1.2 Investigate the repeat RNA metabolism

Bi-directional transcription of the C9ORF72 repeats leads to the formation of both sense (GGGGCC)n and antisense (CCCCGG)n RNA repeats. On one hand, they form nuclear granules. On the other hand, the repeat RNAs are subjected to RAN translation in cytoplasm. The sub-cellular distribution and molecular properties of the different repeats for different functions remain mystery. The molecular insights obtained through this research will help understand the disease mechanisms and guide the therapeutic design.

  • Single molecule imaging of RNAs to determine the dynamics of RNA repeats in live cells.
  • Phase separation of repeat RNA and the effects on endogenous RNP granules.

2. Decipher the global RNA metabolism dysregulation in ALS/FTD 

Many disease causative genes in ALS and FTD are linked to RNA regulation, including C9ORF72 repeat expansion and RNA-binding proteins (RBPs), such as TDP-43 and FUS/TLS. Besides causative mutations found in familial ALS, the pathology of RBPs is widely found in sporadic ALS and FTD. Understanding how the endogenous RNA metabolism pathways are affected by the mutated or pathological RBPs and expanded repeats will likely provide novel insights on biomarker and therapeutic targets development. Neurons have extremely complex RNA metabolism and highly specialized RNA processing pathways, probably due to their highly complex morphologies and functions. We are interested in deciphering the global RNA metabolism dysregulation by high-throughput sequencing techniques, including splicing, translation, modification, and the connection to epigenetic regulation via ncRNAs.
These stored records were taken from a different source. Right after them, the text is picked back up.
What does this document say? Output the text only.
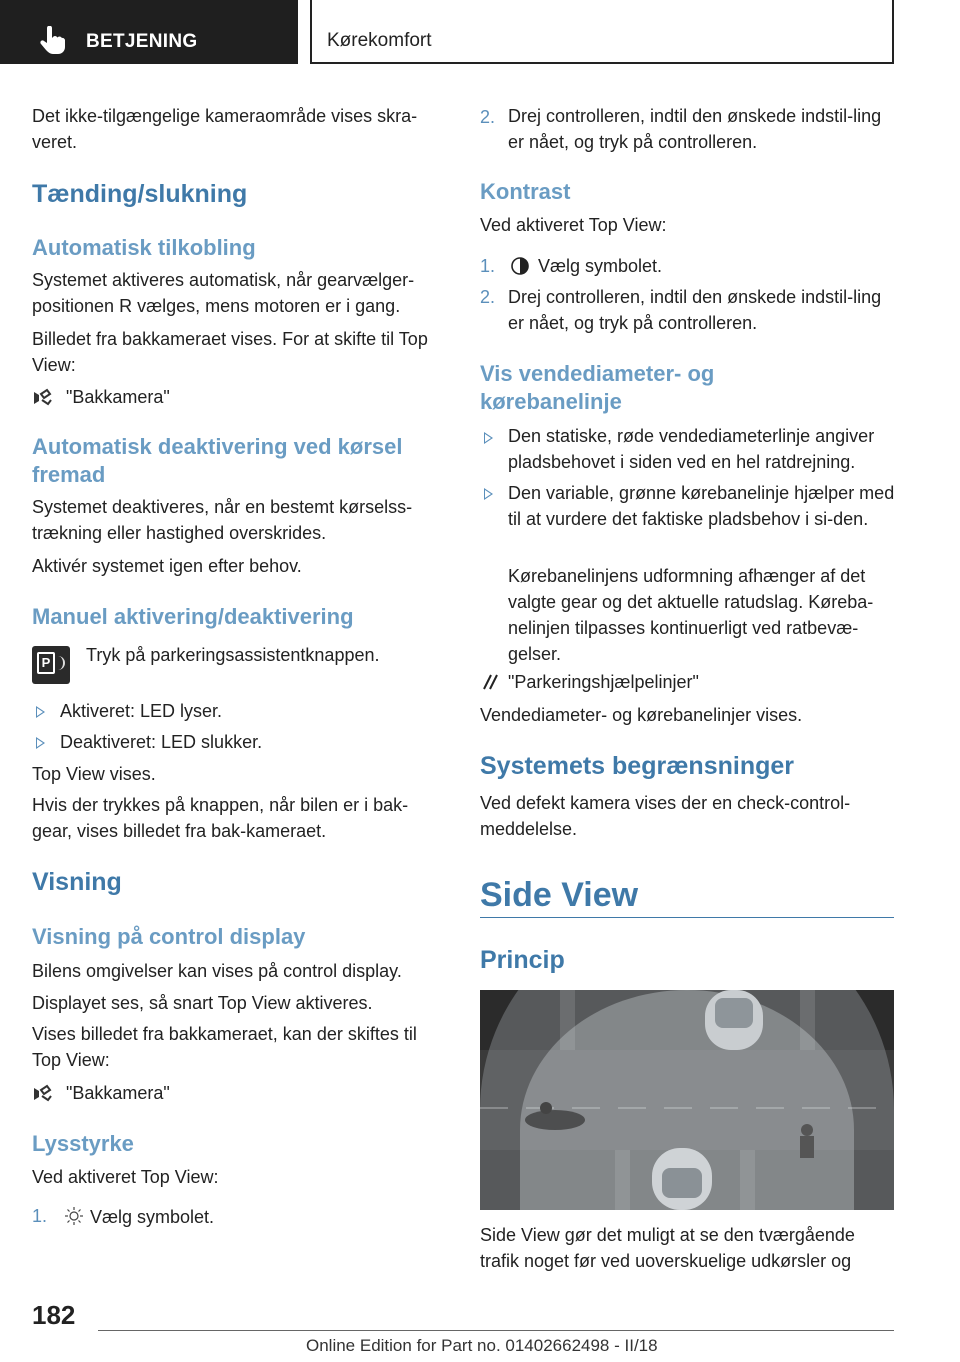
BETJENING	Kørekomfort

Det ikke-tilgængelige kameraområde vises skra-veret.

Tænding/slukning
Automatisk tilkobling

Systemet aktiveres automatisk, når gearvælger-positionen R vælges, mens motoren er i gang.

Billedet fra bakkameraet vises. For at skifte til Top View:

"Bakkamera"

Automatisk deaktivering ved kørsel fremad

Systemet deaktiveres, når en bestemt kørselss-trækning eller hastighed overskrides.

Aktivér systemet igen efter behov.

Manuel aktivering/deaktivering
P Tryk på parkeringsassistentknappen.

Aktiveret: LED lyser.

Deaktiveret: LED slukker.

Top View vises.

Hvis der trykkes på knappen, når bilen er i bak-gear, vises billedet fra bak-kameraet.

Visning
Visning på control display

Bilens omgivelser kan vises på control display.

Displayet ses, så snart Top View aktiveres.

Vises billedet fra bakkameraet, kan der skiftes til Top View:

"Bakkamera"

Lysstyrke

Ved aktiveret Top View:

1. Vælg symbolet.

2. Drej controlleren, indtil den ønskede indstil-ling er nået, og tryk på controlleren.

Kontrast

Ved aktiveret Top View:

1. Vælg symbolet.

2. Drej controlleren, indtil den ønskede indstil-ling er nået, og tryk på controlleren.

Vis vendediameter- og kørebanelinje

Den statiske, røde vendediameterlinje angiver pladsbehovet i siden ved en hel ratdrejning.

Den variable, grønne kørebanelinje hjælper med til at vurdere det faktiske pladsbehov i si-den.

Kørebanelinjens udformning afhænger af det valgte gear og det aktuelle ratudslag. Køreba-nelinjen tilpasses kontinuerligt ved ratbevæ-gelser.

"Parkeringshjælpelinjer"

Vendediameter- og kørebanelinjer vises.

Systemets begrænsninger

Ved defekt kamera vises der en check-control-meddelelse.

Side View
Princip

Side View gør det muligt at se den tværgående trafik noget før ved uoverskuelige udkørsler og

182
Online Edition for Part no. 01402662498 - II/18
3. Identify disease-modifying genes by CRISPR screening in human iPSC-derived neurons

Genetic screenings carried out on model organisms such as yeast, flies and nematodes have played important roles in understanding gene functions and the pathogenic mechanisms induced by disease-causative mutations, which facilitate the development of novel therapeutic targets. We have established the cutting-edge CRISPR-Cas9 screening platform to screen for modifiers directly in human cells and iPSC-derived neurons. We develop assays to screen for modifiers of specific molecular pathways (RNA processing, protein homeostasis), as well as ones that can inhibit mutant gene-induced toxicity and improve neuron survival. Identification of druggable gene products will facilitate treatment development of neurodegenerative diseases.